The MATAG conferees will tour Perry Monday, Oct. 26 from 1:30 p.m. to 5 p.m., hearing stories from community leaders about making Perry a cycling destination — from redeveloping our brownfields to implementing a Trail-Friendly Businesses program.
Perry will be represented at the mobile workshop by a six-person team: City Administrator Sven Peterson, Perry-Area Chamber of Commerce Executive Director Bob Wilson, former city administrator and development consultant Butch Niebuhr and local entrepreneurs and bike-trail enthusiasts Jay Hartz of the Hotel Pattee, Jenny Eklund of La Poste and Lee Coons of the Raccoon River Valley Bicycle Co.
“It’s another chance for us to promote Perry and Perry’s bike-trail culture,” Peterson said Monday. “The Raccoon River Valley Trail is a big success story, and a lot of places around the Midwest are looking to develop similar amenities for health and wellness and also economic growth.”

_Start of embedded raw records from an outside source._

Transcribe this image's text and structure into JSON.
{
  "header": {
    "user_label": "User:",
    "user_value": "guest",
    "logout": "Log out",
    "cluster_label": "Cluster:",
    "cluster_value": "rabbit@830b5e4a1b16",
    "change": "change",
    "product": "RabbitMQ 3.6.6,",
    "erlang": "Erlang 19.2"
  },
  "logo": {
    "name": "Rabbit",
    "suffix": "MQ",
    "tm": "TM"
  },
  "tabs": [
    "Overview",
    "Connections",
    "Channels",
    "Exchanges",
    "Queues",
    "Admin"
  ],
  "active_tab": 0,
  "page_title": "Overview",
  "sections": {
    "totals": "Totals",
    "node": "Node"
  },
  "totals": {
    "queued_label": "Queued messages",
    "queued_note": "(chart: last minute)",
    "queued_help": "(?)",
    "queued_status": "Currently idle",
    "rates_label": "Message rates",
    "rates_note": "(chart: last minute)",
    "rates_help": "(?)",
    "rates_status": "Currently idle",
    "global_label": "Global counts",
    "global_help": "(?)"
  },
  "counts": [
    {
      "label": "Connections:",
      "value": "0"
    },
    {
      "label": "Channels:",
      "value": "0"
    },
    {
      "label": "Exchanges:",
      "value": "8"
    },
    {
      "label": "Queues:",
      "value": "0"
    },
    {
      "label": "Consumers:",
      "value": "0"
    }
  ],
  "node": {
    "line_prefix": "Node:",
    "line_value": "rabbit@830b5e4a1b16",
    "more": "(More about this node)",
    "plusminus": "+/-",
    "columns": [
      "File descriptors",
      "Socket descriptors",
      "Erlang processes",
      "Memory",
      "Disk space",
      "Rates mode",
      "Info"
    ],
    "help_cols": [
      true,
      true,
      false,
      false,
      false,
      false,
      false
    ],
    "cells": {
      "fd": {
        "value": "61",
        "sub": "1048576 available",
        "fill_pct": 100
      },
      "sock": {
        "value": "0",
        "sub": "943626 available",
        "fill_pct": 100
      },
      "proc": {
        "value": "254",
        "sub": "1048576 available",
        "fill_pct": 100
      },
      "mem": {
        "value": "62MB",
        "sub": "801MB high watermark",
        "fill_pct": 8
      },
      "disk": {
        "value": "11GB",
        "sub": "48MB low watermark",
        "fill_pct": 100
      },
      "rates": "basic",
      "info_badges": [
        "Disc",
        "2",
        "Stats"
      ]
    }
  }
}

The Perry team will discuss how Perry became Trail Town USA by garnering local business support and generating excitement through trail-centered events, according to the MATAG program.
The city of Perry is “a prime example of a community that has fully embraced and leveraged the economic opportunities that come with being one of the trail towns along the 89-mile (72-mile loop) Raccoon River Valley Trail,” said a MATAG spokesperson.
The MATAG conference attracts attendees from states throughout the Midwest, including Illinois, Indiana, Iowa, Kentucky, Michigan, Minnesota, Missouri, Ohio and Wisconsin.
The meeting is an up-scaled version of the annual Bike Trail Tourism Conference sponsored by the Common Thread consortium of central Iowa communities that gathered in 2014 and 2015 at the Hotel Pattee in Perry.
Both conferences explore similar topics, including the latest trends and techniques in trail development, maintenance and promotion as well as strategies for using a trail as a tool for economic development and active living.
The four-day MATAG conference is divided into classroom sessions and off-site workshops, such as the mobile workshop in Perry, and usefully combines the theory of trails and greenways with concrete examples of the best practices in the field.